# 4.6. Near field Propagation¶

## 4.6.1. Phase Behaviour¶

In the far field, the electric and the magnetic fields move with perfectly sychronized phase. In the near field, phases of the electric and the magnetic field diverge. These fields are 90 degree out of phase close to an electrically small antenna .

Schantz explained as follows: “A simple thought experiment involving electromagnetic energy flow establishes why the fields are in quadrature close to an electrically small antenna and in phase far away. The Poynting vector (:math:S = E×H) is the measure of the energy flux around the hypothetical small antenna. If the electric and magnetic fields are phase synchronous, then when one is positive, the other is positive and when one is negative the other is negative. In either case, the Poynting flux is always positive and there is always an outflow of energy. This is the radiation (or “real power”) case. If the electric and magnetic fields are in phase quadrature, then half the time the fields have the same sign and half the time the fields have opposite signs. Thus, half the time the Poynting vector is positive and represents outward energy flow and half the time the Poynting vector is negative and represents inward energy flow. This is the reactive (or “imaginary power”) case. Thus, fields in phase are associated with far field radiation and fields in quadrature are associated with near field quadrature.” 

Schantz investigated phase behaviour of an electric dipole regards to dipole moment and carried out numerical analysis and experimental tests. Analytical formulations of the electric and magnetic field phases in the near field region were given below. Numerical analysis of phases was good agreement with theoritical formualas.
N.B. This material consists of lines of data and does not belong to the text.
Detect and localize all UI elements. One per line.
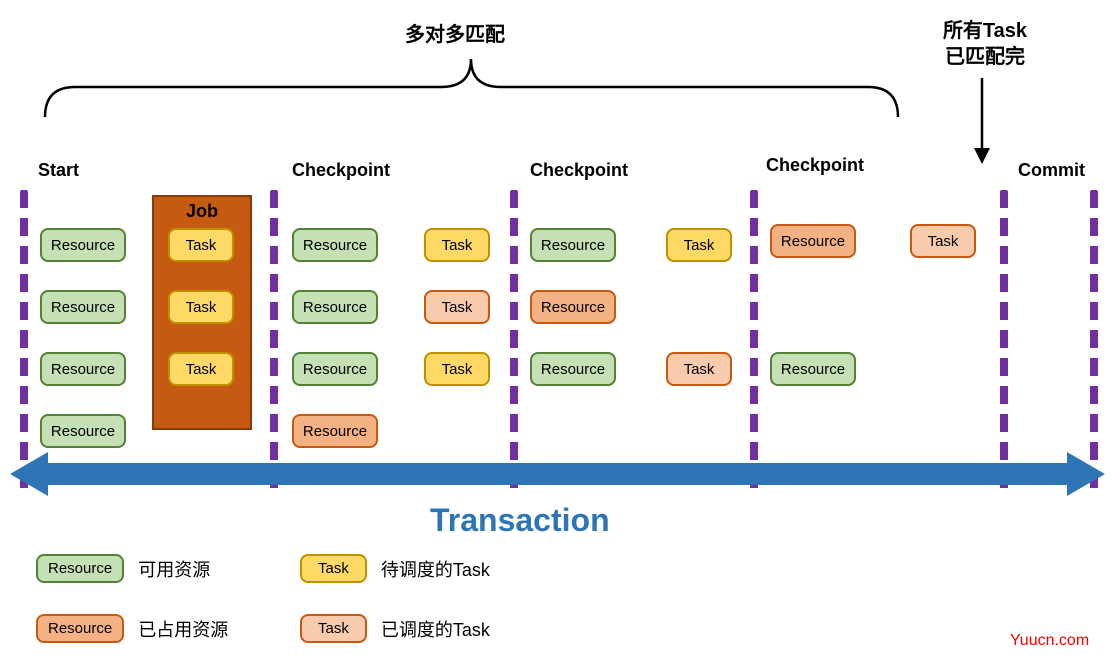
resource-chip: Resource <box>40 290 126 324</box>
diagram-canvas: 多对多匹配 所有Task 已匹配完 Start Checkpoint Check… <box>0 0 1115 668</box>
task-chip-scheduled: Task <box>666 352 732 386</box>
task-chip: Task <box>424 352 490 386</box>
label-cp3: Checkpoint <box>766 155 864 176</box>
legend-row: Task 待调度的Task <box>300 554 490 583</box>
arrow-down-icon <box>970 78 994 164</box>
task-chip-scheduled: Task <box>910 224 976 258</box>
resource-chip: Resource <box>40 352 126 386</box>
resource-chip: Resource <box>40 228 126 262</box>
watermark: Yuucn.com <box>1010 632 1089 650</box>
dash-start <box>20 190 28 490</box>
legend-chip-avail-resource: Resource <box>36 554 124 583</box>
task-chip: Task <box>666 228 732 262</box>
task-chip-scheduled: Task <box>424 290 490 324</box>
label-cp1: Checkpoint <box>292 160 390 181</box>
job-label: Job <box>154 197 250 222</box>
dash-cp1 <box>270 190 278 490</box>
legend-text: 已占用资源 <box>138 616 228 642</box>
legend-text: 待调度的Task <box>381 556 490 582</box>
dash-commit <box>1000 190 1008 490</box>
title-many-to-many: 多对多匹配 <box>395 18 515 47</box>
brace-icon <box>40 54 903 122</box>
dash-cp2 <box>510 190 518 490</box>
resource-chip: Resource <box>530 352 616 386</box>
label-start: Start <box>38 160 79 181</box>
legend-row: Task 已调度的Task <box>300 614 490 643</box>
legend-chip-pending-task: Task <box>300 554 367 583</box>
legend-row: Resource 可用资源 <box>36 554 210 583</box>
task-chip: Task <box>424 228 490 262</box>
task-chip: Task <box>168 352 234 386</box>
transaction-label: Transaction <box>430 502 610 539</box>
resource-chip: Resource <box>292 228 378 262</box>
resource-chip-used: Resource <box>770 224 856 258</box>
resource-chip-used: Resource <box>292 414 378 448</box>
legend-text: 可用资源 <box>138 556 210 582</box>
label-commit: Commit <box>1018 160 1085 181</box>
resource-chip: Resource <box>770 352 856 386</box>
dash-end <box>1090 190 1098 490</box>
task-chip: Task <box>168 290 234 324</box>
transaction-arrow-icon <box>10 452 1105 496</box>
resource-chip: Resource <box>292 352 378 386</box>
legend-chip-scheduled-task: Task <box>300 614 367 643</box>
dash-cp3 <box>750 190 758 490</box>
title-all-done: 所有Task 已匹配完 <box>930 18 1040 70</box>
legend-row: Resource 已占用资源 <box>36 614 228 643</box>
legend-text: 已调度的Task <box>381 616 490 642</box>
resource-chip: Resource <box>292 290 378 324</box>
task-chip: Task <box>168 228 234 262</box>
label-cp2: Checkpoint <box>530 160 628 181</box>
resource-chip-used: Resource <box>530 290 616 324</box>
title-all-done-l1: 所有Task <box>943 20 1027 42</box>
legend-chip-used-resource: Resource <box>36 614 124 643</box>
resource-chip: Resource <box>40 414 126 448</box>
title-all-done-l2: 已匹配完 <box>945 46 1025 68</box>
resource-chip: Resource <box>530 228 616 262</box>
In addition, experiment results of phase difference of electric and magnetic field in the near field region have also good agreement with theory .

$\begin{split}\Phi_H = -\frac{\omega r}{c} - cot^{-1}( \frac{\omega r}{c} ) - n\pi \\ \Phi_E = -\frac{\omega r}{c} - cot^{-1}( \frac{\omega r}{c} - \frac{c}{\omega r} ) - n\pi\end{split}$

There is a 90 degree phase difference between electric and magnetic components of the electromagnetic wave at close to a small antenna. These components converge to be in phase as far from the antenna. This near field behaviour of an antenna as shown in Fig. 4.12 The relation between distance and the phase difference is given by:

$r = \frac{\lambda}{2\pi}\sqrt{\cot{\Delta_\phi}}$

Tip

MathCAD calculation file can be downloaded from here.

where $$r$$ is the distance from the antenna, $$\lambda$$ is the wavelength and $$\Delta_\phi$$ is the phase difference of electric and magnetic components . Fig. 4.12 : Phase relationships around an electrically small Hertzian dipole (left). Range versus electric-magnetic phase difference for a NFER signal (right).

## 4.6.2. Near Field Propagation based on Friis Law¶

Within the near-field, propagation relation for electric-electric or magnetic-magnetic antennas (like antennas) is

$\frac{P_{rx}}{P_{tx}} = \frac{G_{rx}G_{tx}}{4} \left( \frac{1}{(kr)^6} - \frac{1}{(kr)^4} + \frac{1}{(kr)^2} \right)$

in which the ratio of received power $$P_{rx}$$ to transmitted power $$P_{tx}$$ follows from the transmit antenna gain $$G_{tx}$$, the receive antenna gain $$G_{rx}$$, the distance $$r$$ between antennas, and the wave number $$k=2\pi/\lambda$$ and wavelength $$\lambda$$ .

Note

All these works provides a basis to Real-time Locating System.